Monday, September 19, 2011

Hopworks BikeToBeerFest 2011

I had a nice time Saturday at Hopworks Urban Brewery's bike-in version of Oktoberfest, the BikeToBeerFest  -- the third annual.  They always roll out some special beers for the festival, and this year was no exception, with two fresh hop beers, several barrel-aged monsters, and a few other rarities pouring alongside the brewery's standards.  The gigantic glass that Hopworks founder Christian Ettinger is drinking from contains a special pale ale called Lover Brau, an homage to head brewer Ben Love, who is leaving HUB to help found Gigantic Brewing.  To keep it a surprise, Lover Brau was actually brewed at Golden Valley in McMinnville.

Last year I made a big stink about Hopworks labeling beers "fresh hop" when they contained only dried hops.  This year I'm told that the fresh hop beers really do have some "wet hops" (I hate that silly term) in them.  Perhaps my whining paid off -- I just hope that one day it will be heard in Chico, California.  I thought the true fresh hops really made this year's Fest of Fury Märzen the best batch I can remember.  The Give Me Liberty fresh-hop Pale Ale was also very hoppy and bitter, very good stuff though I didn't pick up much of the fresh-hop flavor.  Hats off to Hopworks for going fresh this year.

At the 2010 festival, the most noteworthy big beer was Piledriver -- Hopworks' dubbel, barrel-aged with cherries and brettanomyces.  It was back again this year, and people were saying it was the same batch, though that seemed strange to me since it didn't look nearly as dark as I remember it -- look at these pictures of it last year over on the New School.  Whichever batch it was, it was at least as good as before -- nice cherries and a little drying funk on top of what was already a nice beer.  I also liked the bourbon barrel-aged Ace of Spades, though several people told me it was too over-the-top for them.  And Kronan the Bourbarian was another fine use of bourbon barrels -- adding a little extra kick to HUB's already potent Baltic Porter.

The beer price scheme has changed every year of BikeToBeerFest.  This year's was the most sensible system yet, so I hope it sticks.  Normal-strength pints were $4, or $2 for a half pour.  Strong beers were $3 for a half pour.  If you remember last year, the choices were either a full pint for $4 or $6, or a four-ounce pour for $1 (even for the $6 bruisers).  The half-pint option this year is a much better option all around.  Also this year there was no charge to get in to the festival, just the cost of a glass and your tickets.

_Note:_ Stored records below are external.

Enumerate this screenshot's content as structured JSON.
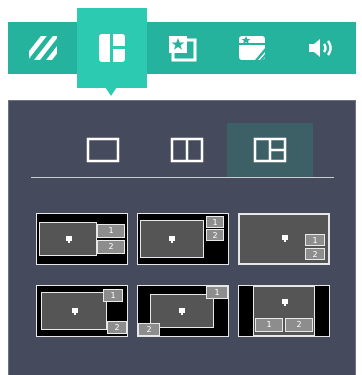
{
  "toolbar": {
    "items": [
      {
        "icon": "stripes-icon"
      },
      {
        "icon": "layout-icon",
        "active": true
      },
      {
        "icon": "star-frame-icon"
      },
      {
        "icon": "star-window-icon"
      },
      {
        "icon": "volume-icon"
      }
    ]
  },
  "layout_tabs": [
    {
      "icon": "single-view-icon"
    },
    {
      "icon": "split-view-icon"
    },
    {
      "icon": "triple-view-icon",
      "active": true
    }
  ],
  "presets": {
    "labels": {
      "one": "1",
      "two": "2"
    }
  },
  "colors": {
    "accent": "#26b39d",
    "accent_active": "#2ccab1",
    "panel": "#454a5c"
  }
}
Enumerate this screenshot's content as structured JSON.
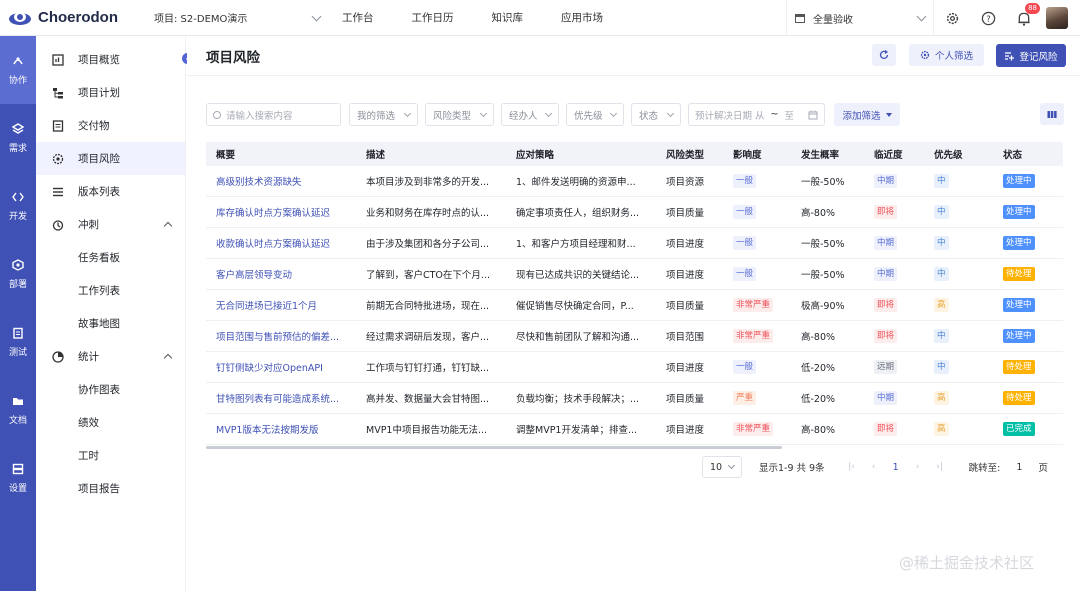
{
  "header": {
    "brand": "Choerodon",
    "project_select": "项目: S2-DEMO演示",
    "nav": [
      "工作台",
      "工作日历",
      "知识库",
      "应用市场"
    ],
    "scope_select": "全量验收",
    "notification_count": "88"
  },
  "rail": [
    {
      "label": "协作",
      "icon": "cooperate-icon"
    },
    {
      "label": "需求",
      "icon": "requirement-icon"
    },
    {
      "label": "开发",
      "icon": "code-icon"
    },
    {
      "label": "部署",
      "icon": "deploy-icon"
    },
    {
      "label": "测试",
      "icon": "test-icon"
    },
    {
      "label": "文档",
      "icon": "document-icon"
    },
    {
      "label": "设置",
      "icon": "settings-icon"
    }
  ],
  "sidebar": {
    "items": [
      {
        "label": "项目概览",
        "icon": "overview-icon"
      },
      {
        "label": "项目计划",
        "icon": "plan-icon"
      },
      {
        "label": "交付物",
        "icon": "deliverable-icon"
      },
      {
        "label": "项目风险",
        "icon": "risk-icon"
      },
      {
        "label": "版本列表",
        "icon": "version-list-icon"
      },
      {
        "label": "冲刺",
        "icon": "sprint-icon"
      },
      {
        "label": "任务看板"
      },
      {
        "label": "工作列表"
      },
      {
        "label": "故事地图"
      },
      {
        "label": "统计",
        "icon": "statistics-icon"
      },
      {
        "label": "协作图表"
      },
      {
        "label": "绩效"
      },
      {
        "label": "工时"
      },
      {
        "label": "项目报告"
      }
    ]
  },
  "page": {
    "title": "项目风险",
    "filter_button": "个人筛选",
    "create_button": "登记风险"
  },
  "filters": {
    "search_placeholder": "请输入搜索内容",
    "my_filter": "我的筛选",
    "risk_type": "风险类型",
    "handler": "经办人",
    "priority": "优先级",
    "status": "状态",
    "date_placeholder": "预计解决日期 从",
    "date_sep": "~",
    "date_to": "至",
    "add_filter": "添加筛选"
  },
  "table": {
    "headers": [
      "概要",
      "描述",
      "应对策略",
      "风险类型",
      "影响度",
      "发生概率",
      "临近度",
      "优先级",
      "状态"
    ],
    "rows": [
      {
        "summary": "高级别技术资源缺失",
        "desc": "本项目涉及到非常多的开发...",
        "strategy": "1、邮件发送明确的资源申...",
        "type": "项目资源",
        "impact": "一般",
        "prob": "一般-50%",
        "near": "中期",
        "priority": "中",
        "status": "处理中"
      },
      {
        "summary": "库存确认时点方案确认延迟",
        "desc": "业务和财务在库存时点的认...",
        "strategy": "确定事项责任人，组织财务...",
        "type": "项目质量",
        "impact": "一般",
        "prob": "高-80%",
        "near": "即将",
        "priority": "中",
        "status": "处理中"
      },
      {
        "summary": "收款确认时点方案确认延迟",
        "desc": "由于涉及集团和各分子公司...",
        "strategy": "1、和客户方项目经理和财...",
        "type": "项目进度",
        "impact": "一般",
        "prob": "一般-50%",
        "near": "中期",
        "priority": "中",
        "status": "处理中"
      },
      {
        "summary": "客户高层领导变动",
        "desc": "了解到，客户CTO在下个月...",
        "strategy": "现有已达成共识的关键结论...",
        "type": "项目进度",
        "impact": "一般",
        "prob": "一般-50%",
        "near": "中期",
        "priority": "中",
        "status": "待处理"
      },
      {
        "summary": "无合同进场已接近1个月",
        "desc": "前期无合同特批进场，现在...",
        "strategy": "催促销售尽快确定合同，P...",
        "type": "项目质量",
        "impact": "非常严重",
        "prob": "极高-90%",
        "near": "即将",
        "priority": "高",
        "status": "处理中"
      },
      {
        "summary": "项目范围与售前预估的偏差...",
        "desc": "经过需求调研后发现，客户...",
        "strategy": "尽快和售前团队了解和沟通...",
        "type": "项目范围",
        "impact": "非常严重",
        "prob": "高-80%",
        "near": "即将",
        "priority": "中",
        "status": "处理中"
      },
      {
        "summary": "钉钉侧缺少对应OpenAPI",
        "desc": "工作项与钉钉打通，钉钉缺...",
        "strategy": "",
        "type": "项目进度",
        "impact": "一般",
        "prob": "低-20%",
        "near": "远期",
        "priority": "中",
        "status": "待处理"
      },
      {
        "summary": "甘特图列表有可能造成系统...",
        "desc": "高并发、数据量大会甘特图...",
        "strategy": "负载均衡；技术手段解决；...",
        "type": "项目质量",
        "impact": "严重",
        "prob": "低-20%",
        "near": "中期",
        "priority": "高",
        "status": "待处理"
      },
      {
        "summary": "MVP1版本无法按期发版",
        "desc": "MVP1中项目报告功能无法...",
        "strategy": "调整MVP1开发清单；排查...",
        "type": "项目进度",
        "impact": "非常严重",
        "prob": "高-80%",
        "near": "即将",
        "priority": "高",
        "status": "已完成"
      }
    ]
  },
  "tag_colors": {
    "一般": {
      "fg": "#5b6fd6",
      "bg": "#eef0fb"
    },
    "非常严重": {
      "fg": "#f0535b",
      "bg": "#fdecec"
    },
    "严重": {
      "fg": "#f0805b",
      "bg": "#fdeee6"
    },
    "中期": {
      "fg": "#5b6fd6",
      "bg": "#eef0fb"
    },
    "即将": {
      "fg": "#f0535b",
      "bg": "#fdecec"
    },
    "远期": {
      "fg": "#6b7080",
      "bg": "#eef0f4"
    },
    "中": {
      "fg": "#4b84d6",
      "bg": "#e8f0fb"
    },
    "高": {
      "fg": "#e9a53a",
      "bg": "#fdf4e3"
    },
    "处理中": {
      "fg": "#ffffff",
      "bg": "#4d90fe"
    },
    "待处理": {
      "fg": "#ffffff",
      "bg": "#ffb100"
    },
    "已完成": {
      "fg": "#ffffff",
      "bg": "#00bfa5"
    }
  },
  "pagination": {
    "page_size": "10",
    "summary": "显示1-9 共 9条",
    "current": "1",
    "jump_label": "跳转至:",
    "jump_value": "1",
    "page_unit": "页"
  },
  "watermark": "@稀土掘金技术社区",
  "colors": {
    "primary": "#3f51b5"
  }
}
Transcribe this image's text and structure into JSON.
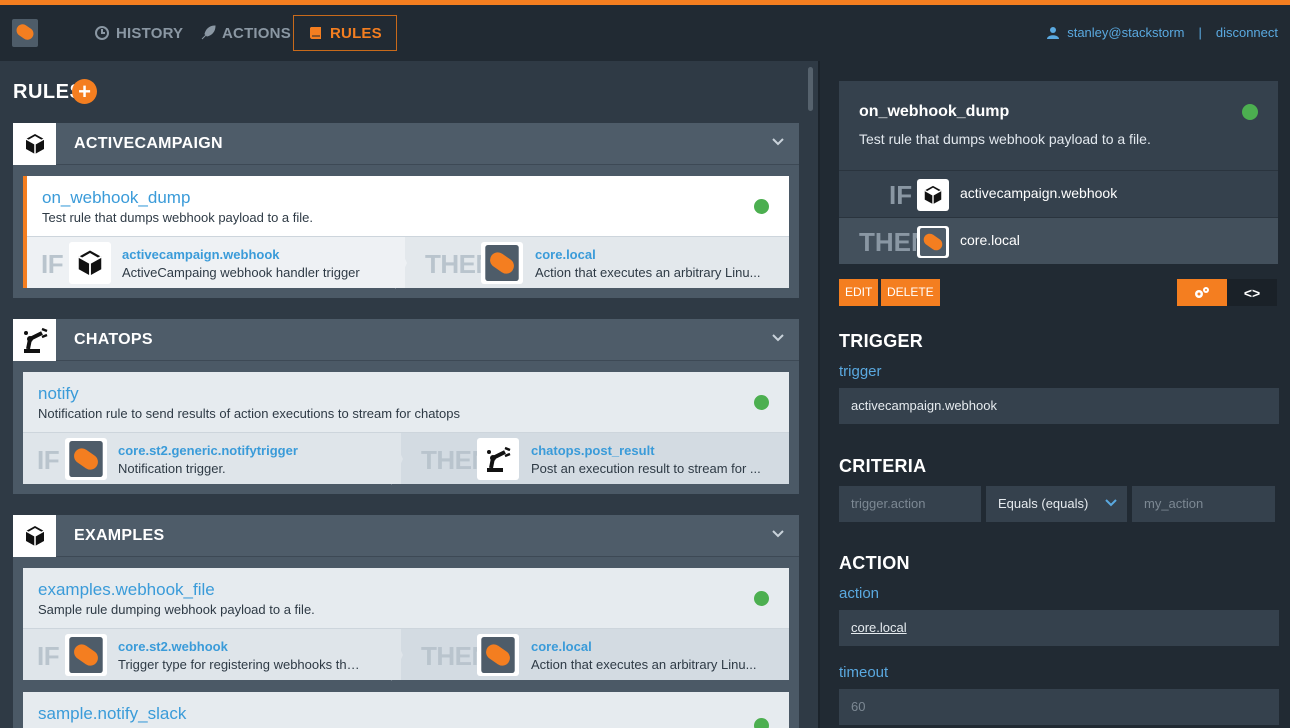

Attendance seemed to be down from 2010.  Just a week ago, we were talking about how the hot weather might have kept people away from the Beermongers 2nd Anniversary Brewfest; Saturday the intermittent rain might have similarly dampened the BikeToBeerFest crowds.  Can we blame the weather, or are we really starting to have beer event fatigue in Portland?  Whatever it was, the bike racks in the lower parking lot were mostly empty during the time I was there, and there was never much of a line for any beer -- not that I'm complaining about that.  Maybe there was more of a crowd after I left.

Bikes and beer -- a great Portland combination, and a great thing to make a tradition of.

Sanjay has a post about the event, including some nice video, over on the Not So Professional Beer Blog.


  1. When I got there at 2pm, it was pretty empty. By the time I left at 6pm it was starting to pick up. The lines were a bit longer and it was a bit more crowded. Last year it was hot and wall-to-wall people. The music and break dancing was excellent, too. Oh Darling was fantastic. Oh yeah, the beer was superb! I had a great time.

  2. Maybe it's the economy?

    I know that my personal spending habits have decreased considerably and it's directly chained to the money I have available.

    I'm not saying that Hopworks' event was overcosted. From what you're telling me, it seems entirely reasonable. I just don't quite have the money and perhaps I'm not the only one.